This new system is performing great. Days later you decide: I'd like to have that Kerberos stuff back again. So you delete that line in src.conf(). Or you just delete that file. And proceed as usual:
`make buildworld`
Bam! Build failure. Because a) /usr/src depends on header files in /usr/include that no longer exist (and perhaps even libraries in /usr/lib, I am not sure). All stuff in /usr/src contains the whole OS, so it should depend only on files in /usr/src. For me, that's clearly a bug.

So I decided to do a "binary" upgrade to 12.2-RELEASE. Next bug stepping in: instead of installing just everything as I ordered freebsd-update() to do, this tool thought: oh, no Kerberos libs on the disk, so I won't install them.

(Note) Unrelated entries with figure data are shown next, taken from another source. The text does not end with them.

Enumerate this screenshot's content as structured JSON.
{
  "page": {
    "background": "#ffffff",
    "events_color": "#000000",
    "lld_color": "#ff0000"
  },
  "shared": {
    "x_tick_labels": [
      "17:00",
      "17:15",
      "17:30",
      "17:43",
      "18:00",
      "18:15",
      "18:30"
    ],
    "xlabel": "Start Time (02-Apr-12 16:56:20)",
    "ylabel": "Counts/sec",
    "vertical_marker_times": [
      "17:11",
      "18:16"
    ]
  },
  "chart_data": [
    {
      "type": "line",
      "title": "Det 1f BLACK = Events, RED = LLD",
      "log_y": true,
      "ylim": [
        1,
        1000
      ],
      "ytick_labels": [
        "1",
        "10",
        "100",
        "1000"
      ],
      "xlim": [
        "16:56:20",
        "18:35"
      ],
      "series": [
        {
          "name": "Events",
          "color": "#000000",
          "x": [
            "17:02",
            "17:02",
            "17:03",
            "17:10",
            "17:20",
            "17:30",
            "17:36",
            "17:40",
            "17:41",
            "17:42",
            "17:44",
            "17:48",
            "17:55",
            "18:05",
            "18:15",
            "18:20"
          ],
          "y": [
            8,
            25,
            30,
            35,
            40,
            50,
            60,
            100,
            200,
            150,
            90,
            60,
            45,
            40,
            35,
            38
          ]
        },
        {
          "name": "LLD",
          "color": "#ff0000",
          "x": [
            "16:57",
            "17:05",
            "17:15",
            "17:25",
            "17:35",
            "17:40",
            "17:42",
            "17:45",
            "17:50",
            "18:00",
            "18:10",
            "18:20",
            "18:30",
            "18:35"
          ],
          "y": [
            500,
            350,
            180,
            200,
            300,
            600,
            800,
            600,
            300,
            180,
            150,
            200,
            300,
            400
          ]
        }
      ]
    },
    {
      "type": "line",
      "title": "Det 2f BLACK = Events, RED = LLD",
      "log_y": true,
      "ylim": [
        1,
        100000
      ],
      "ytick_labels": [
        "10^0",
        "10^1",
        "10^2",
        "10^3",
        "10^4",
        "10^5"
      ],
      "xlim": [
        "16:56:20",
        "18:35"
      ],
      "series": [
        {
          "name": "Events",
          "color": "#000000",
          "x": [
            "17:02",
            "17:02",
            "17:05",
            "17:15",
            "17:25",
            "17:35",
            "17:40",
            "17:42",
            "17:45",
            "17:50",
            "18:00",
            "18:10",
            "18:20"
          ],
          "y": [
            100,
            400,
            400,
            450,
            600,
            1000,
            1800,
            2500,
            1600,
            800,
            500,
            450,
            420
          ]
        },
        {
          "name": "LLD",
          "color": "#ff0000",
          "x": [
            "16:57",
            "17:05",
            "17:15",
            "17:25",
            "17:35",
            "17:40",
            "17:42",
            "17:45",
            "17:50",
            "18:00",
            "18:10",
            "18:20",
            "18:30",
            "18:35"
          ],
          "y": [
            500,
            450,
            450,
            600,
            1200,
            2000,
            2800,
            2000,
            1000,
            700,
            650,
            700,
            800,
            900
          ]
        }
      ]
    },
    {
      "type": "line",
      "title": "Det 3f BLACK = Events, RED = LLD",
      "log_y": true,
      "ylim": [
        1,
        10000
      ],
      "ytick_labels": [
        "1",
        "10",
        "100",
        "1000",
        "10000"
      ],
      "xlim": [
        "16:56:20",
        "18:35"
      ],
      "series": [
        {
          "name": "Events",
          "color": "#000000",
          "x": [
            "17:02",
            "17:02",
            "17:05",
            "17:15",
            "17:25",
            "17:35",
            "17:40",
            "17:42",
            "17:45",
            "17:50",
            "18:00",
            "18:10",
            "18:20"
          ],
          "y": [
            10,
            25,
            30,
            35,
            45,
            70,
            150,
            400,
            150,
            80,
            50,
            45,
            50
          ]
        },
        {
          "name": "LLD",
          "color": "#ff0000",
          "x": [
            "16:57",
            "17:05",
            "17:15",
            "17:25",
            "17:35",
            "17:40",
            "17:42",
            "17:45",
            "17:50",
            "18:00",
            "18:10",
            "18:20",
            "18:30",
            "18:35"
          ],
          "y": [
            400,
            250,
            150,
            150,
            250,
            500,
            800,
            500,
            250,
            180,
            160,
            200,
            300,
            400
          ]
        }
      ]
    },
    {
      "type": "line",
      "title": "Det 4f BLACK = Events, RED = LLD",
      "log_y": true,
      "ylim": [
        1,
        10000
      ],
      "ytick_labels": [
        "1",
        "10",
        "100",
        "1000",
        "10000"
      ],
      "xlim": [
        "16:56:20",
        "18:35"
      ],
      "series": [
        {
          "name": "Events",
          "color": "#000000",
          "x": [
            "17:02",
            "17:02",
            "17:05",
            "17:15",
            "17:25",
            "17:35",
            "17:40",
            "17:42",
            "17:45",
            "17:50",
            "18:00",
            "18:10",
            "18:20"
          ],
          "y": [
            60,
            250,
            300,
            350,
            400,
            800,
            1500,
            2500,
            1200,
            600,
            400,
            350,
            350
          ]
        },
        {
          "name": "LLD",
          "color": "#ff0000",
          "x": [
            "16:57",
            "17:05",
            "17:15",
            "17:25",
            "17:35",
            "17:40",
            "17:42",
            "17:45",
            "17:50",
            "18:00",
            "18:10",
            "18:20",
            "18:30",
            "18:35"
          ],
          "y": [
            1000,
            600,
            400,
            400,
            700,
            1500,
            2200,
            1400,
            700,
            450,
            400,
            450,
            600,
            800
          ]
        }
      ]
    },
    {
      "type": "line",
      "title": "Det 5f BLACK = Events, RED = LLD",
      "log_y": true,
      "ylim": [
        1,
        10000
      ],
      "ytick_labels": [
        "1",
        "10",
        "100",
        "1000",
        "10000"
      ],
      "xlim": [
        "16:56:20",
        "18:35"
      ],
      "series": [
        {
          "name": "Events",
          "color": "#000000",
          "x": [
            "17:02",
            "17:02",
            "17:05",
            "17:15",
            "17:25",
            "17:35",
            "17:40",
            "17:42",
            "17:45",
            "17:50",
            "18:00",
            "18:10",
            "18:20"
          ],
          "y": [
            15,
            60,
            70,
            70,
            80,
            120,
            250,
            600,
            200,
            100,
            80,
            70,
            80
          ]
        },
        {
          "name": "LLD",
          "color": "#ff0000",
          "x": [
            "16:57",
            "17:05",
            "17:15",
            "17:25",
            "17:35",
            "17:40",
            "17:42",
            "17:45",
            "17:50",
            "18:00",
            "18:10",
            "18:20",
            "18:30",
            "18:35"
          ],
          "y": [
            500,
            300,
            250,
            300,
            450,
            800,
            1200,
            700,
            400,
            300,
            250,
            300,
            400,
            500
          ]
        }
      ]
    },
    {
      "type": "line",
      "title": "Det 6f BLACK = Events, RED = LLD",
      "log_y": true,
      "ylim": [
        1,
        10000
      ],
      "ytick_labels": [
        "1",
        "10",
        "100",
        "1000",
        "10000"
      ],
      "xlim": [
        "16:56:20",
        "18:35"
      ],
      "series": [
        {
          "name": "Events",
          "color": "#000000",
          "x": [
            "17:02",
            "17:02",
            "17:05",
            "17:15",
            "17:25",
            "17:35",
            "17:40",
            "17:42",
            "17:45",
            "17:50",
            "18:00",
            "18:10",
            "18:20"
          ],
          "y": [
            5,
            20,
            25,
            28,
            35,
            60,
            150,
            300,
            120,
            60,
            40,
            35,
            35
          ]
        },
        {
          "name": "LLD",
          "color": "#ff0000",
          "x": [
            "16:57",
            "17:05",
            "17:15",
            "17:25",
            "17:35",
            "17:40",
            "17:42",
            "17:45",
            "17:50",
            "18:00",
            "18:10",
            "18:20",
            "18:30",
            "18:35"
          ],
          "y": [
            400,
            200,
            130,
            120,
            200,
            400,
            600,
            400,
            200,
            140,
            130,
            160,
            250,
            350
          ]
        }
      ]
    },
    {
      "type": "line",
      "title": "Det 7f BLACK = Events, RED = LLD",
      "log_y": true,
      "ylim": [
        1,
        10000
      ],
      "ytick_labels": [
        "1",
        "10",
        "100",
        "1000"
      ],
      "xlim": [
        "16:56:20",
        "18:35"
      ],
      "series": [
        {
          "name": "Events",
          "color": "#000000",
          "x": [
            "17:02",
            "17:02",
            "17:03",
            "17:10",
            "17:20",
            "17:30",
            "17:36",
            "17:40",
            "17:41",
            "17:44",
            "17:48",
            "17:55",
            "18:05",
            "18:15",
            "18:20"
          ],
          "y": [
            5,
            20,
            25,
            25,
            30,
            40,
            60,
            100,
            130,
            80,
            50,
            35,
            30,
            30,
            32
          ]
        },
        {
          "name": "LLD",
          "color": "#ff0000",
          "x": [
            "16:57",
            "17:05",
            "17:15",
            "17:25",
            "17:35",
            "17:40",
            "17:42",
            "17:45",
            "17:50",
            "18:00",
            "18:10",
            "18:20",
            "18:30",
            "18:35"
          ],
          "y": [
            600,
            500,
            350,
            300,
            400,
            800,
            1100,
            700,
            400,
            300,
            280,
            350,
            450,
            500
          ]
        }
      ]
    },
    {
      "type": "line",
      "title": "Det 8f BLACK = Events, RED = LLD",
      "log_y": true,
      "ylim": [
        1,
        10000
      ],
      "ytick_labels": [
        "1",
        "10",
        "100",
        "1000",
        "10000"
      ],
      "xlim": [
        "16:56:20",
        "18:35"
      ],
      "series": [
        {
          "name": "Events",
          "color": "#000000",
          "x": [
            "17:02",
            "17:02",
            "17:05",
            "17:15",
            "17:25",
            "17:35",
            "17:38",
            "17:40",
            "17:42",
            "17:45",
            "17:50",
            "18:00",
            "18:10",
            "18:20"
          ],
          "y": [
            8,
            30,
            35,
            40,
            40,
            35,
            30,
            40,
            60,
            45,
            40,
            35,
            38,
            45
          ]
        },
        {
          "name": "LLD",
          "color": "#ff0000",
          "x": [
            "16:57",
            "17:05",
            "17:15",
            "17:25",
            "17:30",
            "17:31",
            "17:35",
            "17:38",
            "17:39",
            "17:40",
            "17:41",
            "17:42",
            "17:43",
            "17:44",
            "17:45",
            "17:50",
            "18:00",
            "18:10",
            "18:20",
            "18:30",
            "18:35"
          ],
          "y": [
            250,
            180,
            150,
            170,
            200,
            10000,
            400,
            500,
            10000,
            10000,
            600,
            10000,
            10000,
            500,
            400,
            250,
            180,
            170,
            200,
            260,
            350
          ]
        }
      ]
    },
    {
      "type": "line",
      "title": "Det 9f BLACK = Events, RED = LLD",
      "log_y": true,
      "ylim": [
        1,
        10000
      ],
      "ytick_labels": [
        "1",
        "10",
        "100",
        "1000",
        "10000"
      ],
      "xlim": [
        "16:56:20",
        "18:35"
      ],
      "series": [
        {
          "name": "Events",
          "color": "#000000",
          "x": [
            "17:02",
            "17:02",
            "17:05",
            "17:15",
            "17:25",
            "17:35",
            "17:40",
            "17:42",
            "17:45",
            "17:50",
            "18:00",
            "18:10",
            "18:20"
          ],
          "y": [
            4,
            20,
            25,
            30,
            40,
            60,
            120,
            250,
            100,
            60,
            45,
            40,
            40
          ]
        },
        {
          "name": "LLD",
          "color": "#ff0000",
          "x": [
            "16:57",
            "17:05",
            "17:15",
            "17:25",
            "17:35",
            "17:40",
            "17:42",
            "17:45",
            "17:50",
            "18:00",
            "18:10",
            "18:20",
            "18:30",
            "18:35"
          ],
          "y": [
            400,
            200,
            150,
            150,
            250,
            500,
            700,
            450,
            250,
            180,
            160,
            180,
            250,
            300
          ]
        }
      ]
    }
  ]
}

This is an example, but finally there is no other way than reinstalling. I did that already, one time I even reinstalled Linux because of a problem with a port, but that's another story.

I had reported several bug reports about build failures, e.g. PR 243727 or PR 242217. But to me it feels as if noone is listening.

I still like the idea of building FreeBSD tailored for small VM boxes for $13/y with little RAM and CPU resources. But although the handbook says that it is perfectly fine, it leads to a security risk sooner or later. Just because you sometimes cannot upgrade to a newer release.


----------